[The Lone Ranche by Captain Mayne Reid]@TWC D-Link bookThe Lone Ranche CHAPTER THIRTY 5/11
The large drove of horses and horned cattle, to say nothing of that crowd of despairing captives, proves the proceeds of the later maraud worth as much, or perhaps more, than what had been taken from the traders' waggons. Horned Lizard is jubilant; so, also, every warrior of his band.
In loss their late foray has cost them comparatively little--only one or two of their number, killed by the settlers while defending themselves.

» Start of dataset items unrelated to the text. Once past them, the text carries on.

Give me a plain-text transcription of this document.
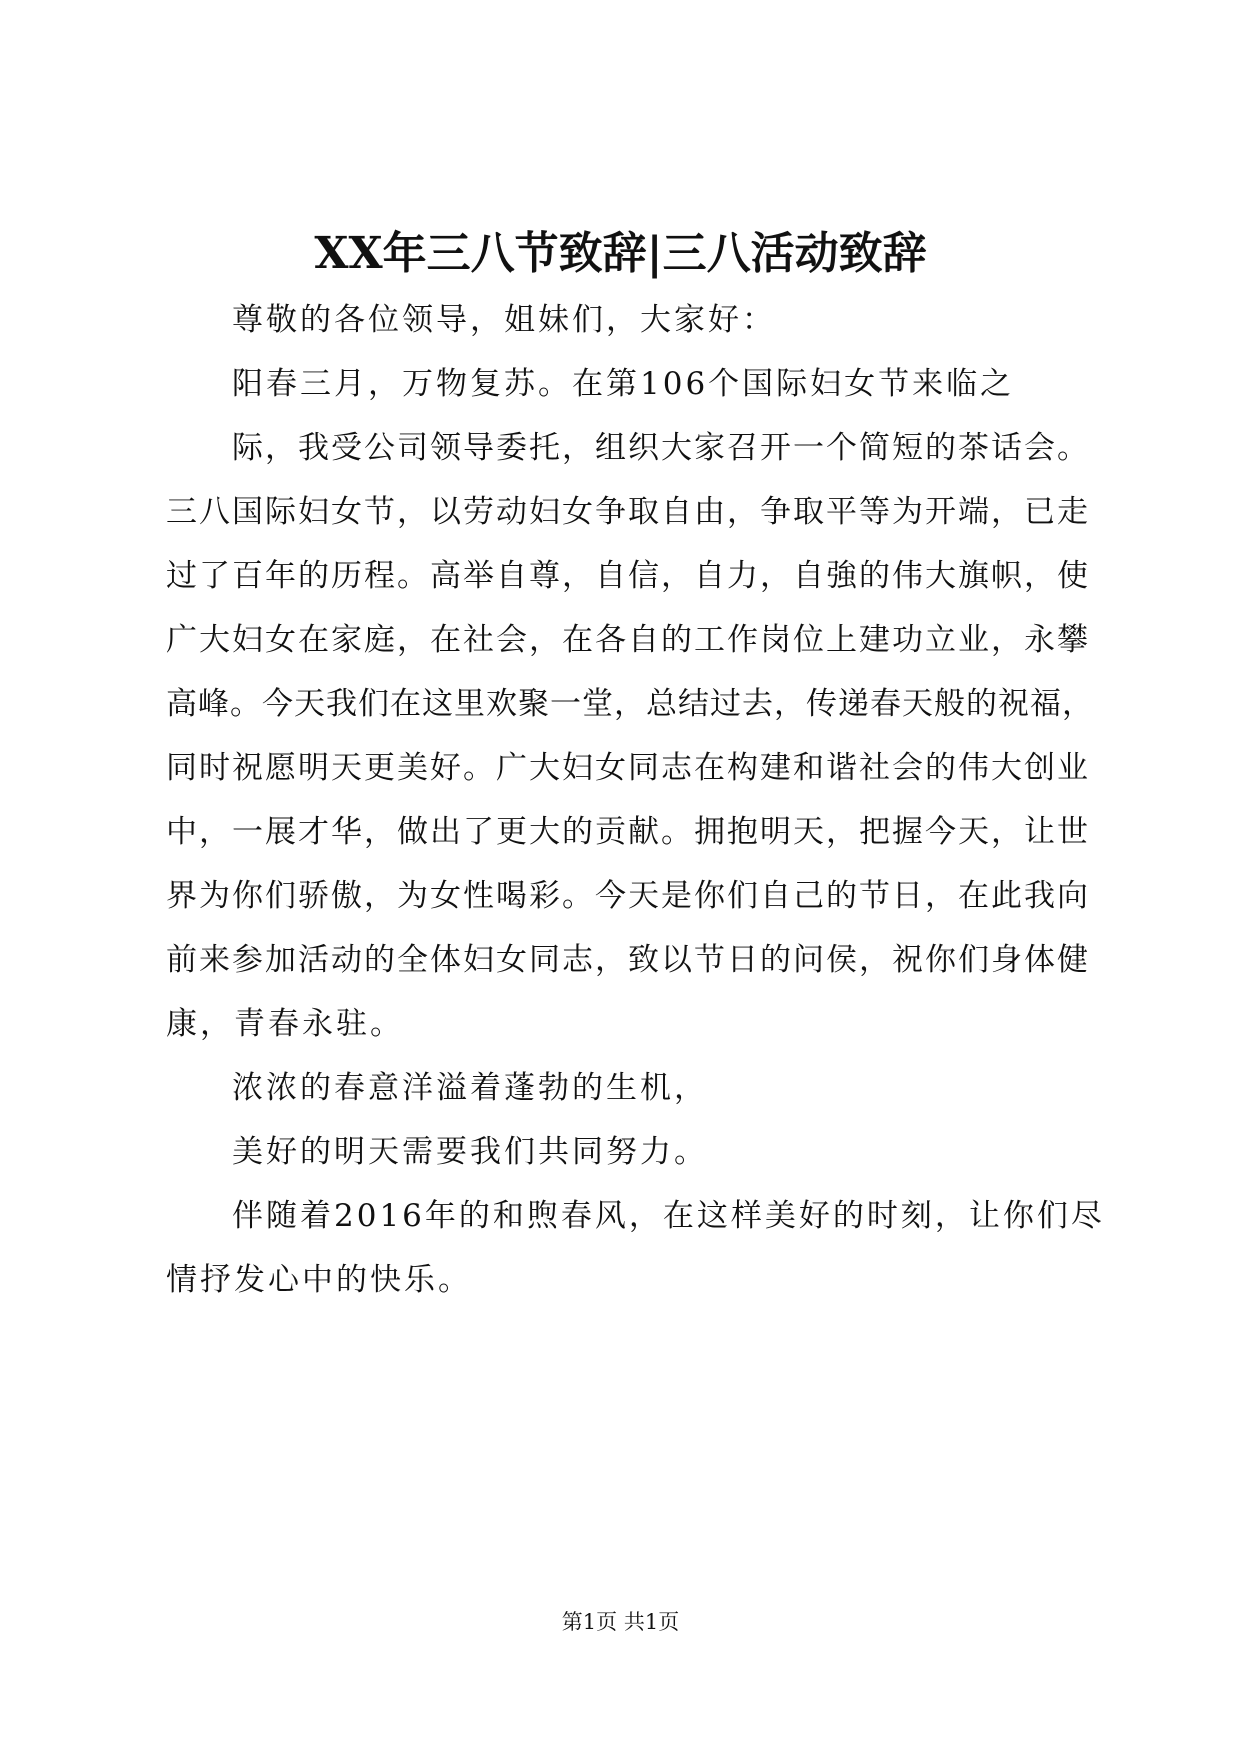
XX年三八节致辞|三八活动致辞
尊敬的各位领导，姐妹们，大家好：
阳春三月，万物复苏。在第106个国际妇女节来临之
际，我受公司领导委托，组织大家召开一个简短的茶话会。
三八国际妇女节，以劳动妇女争取自由，争取平等为开端，已走
过了百年的历程。高举自尊，自信，自力，自強的伟大旗帜，使
广大妇女在家庭，在社会，在各自的工作岗位上建功立业，永攀
高峰。今天我们在这里欢聚一堂，总结过去，传递春天般的祝福，
同时祝愿明天更美好。广大妇女同志在构建和谐社会的伟大创业
中，一展才华，做出了更大的贡献。拥抱明天，把握今天，让世
界为你们骄傲，为女性喝彩。今天是你们自己的节日，在此我向
前来参加活动的全体妇女同志，致以节日的问侯，祝你们身体健
康，青春永驻。
浓浓的春意洋溢着蓬勃的生机，
美好的明天需要我们共同努力。
伴随着2016年的和煦春风，在这样美好的时刻，让你们尽
情抒发心中的快乐。
第1页 共1页
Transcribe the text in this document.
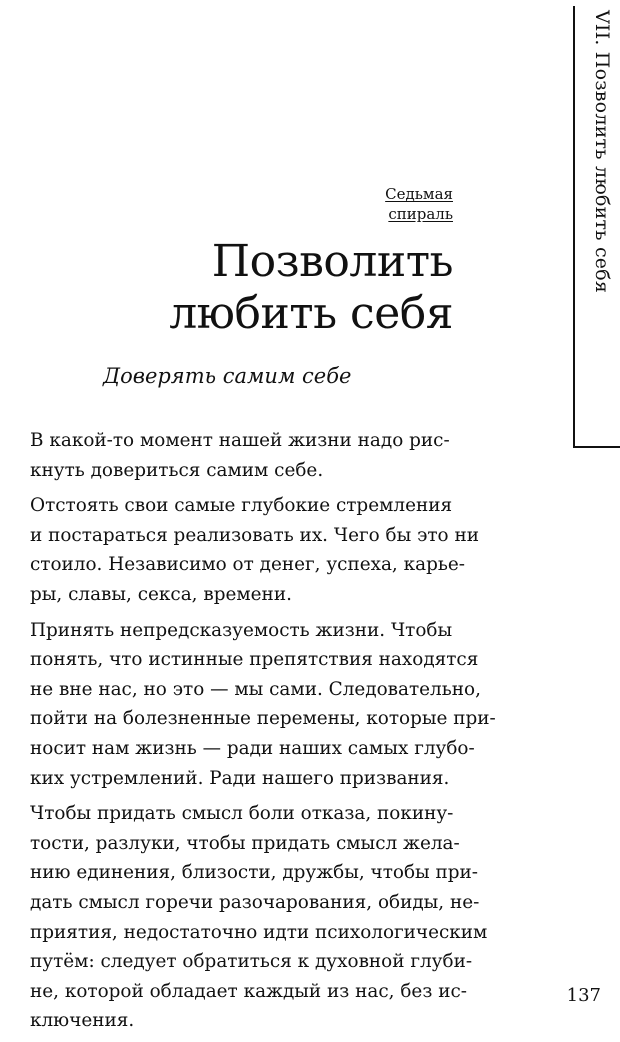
VII. Позволить любить себя
Седьмая
спираль
Позволить
любить себя
Доверять самим себе

В какой-то момент нашей жизни надо рис-
кнуть довериться самим себе.

Отстоять свои самые глубокие стремления
и постараться реализовать их. Чего бы это ни
стоило. Независимо от денег, успеха, карье-
ры, славы, секса, времени.

Принять непредсказуемость жизни. Чтобы
понять, что истинные препятствия находятся
не вне нас, но это — мы сами. Следовательно,
пойти на болезненные перемены, которые при-
носит нам жизнь — ради наших самых глубо-
ких устремлений. Ради нашего призвания.

Чтобы придать смысл боли отказа, покину-
тости, разлуки, чтобы придать смысл жела-
нию единения, близости, дружбы, чтобы при-
дать смысл горечи разочарования, обиды, не-
приятия, недостаточно идти психологическим
путём: следует обратиться к духовной глуби-
не, которой обладает каждый из нас, без ис-
ключения.

137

It makes up for the severe chastisement sustained in their onslaught upon the caravan.
And, since the number of their tribe is reduced, there are now the fewer to share with, so that the calicoes of Lowell, the gaudy prints of Manchester, with stripes, shroudings, and scarlet cloth to bedeck their bodies, hand mirrors in which to admire themselves, horses to ride upon, mules to carry their tents, and cattle to eat--with white women to be their concubines, and white children their attendants--all these fine things in full possession have put the savages in high spirits--almost maddened them with delight. A new era has dawned upon the tribe of which Horned Lizard is head. Hitherto it has been a somewhat starving community, its range lying amid sterile tracts, on the upper tributaries of the Red River and Canadian. Now, before it is a plentiful future--a time of feasting and revelry, such as rarely occurs to a robber band, whether amidst the forest-clad mountains of Italy, or on the treeless steppes of America. The Tenawa chief is both joyous and triumphant.
So, too, his second in command, whose skin, with the paint cleansed from it, would show nearly white.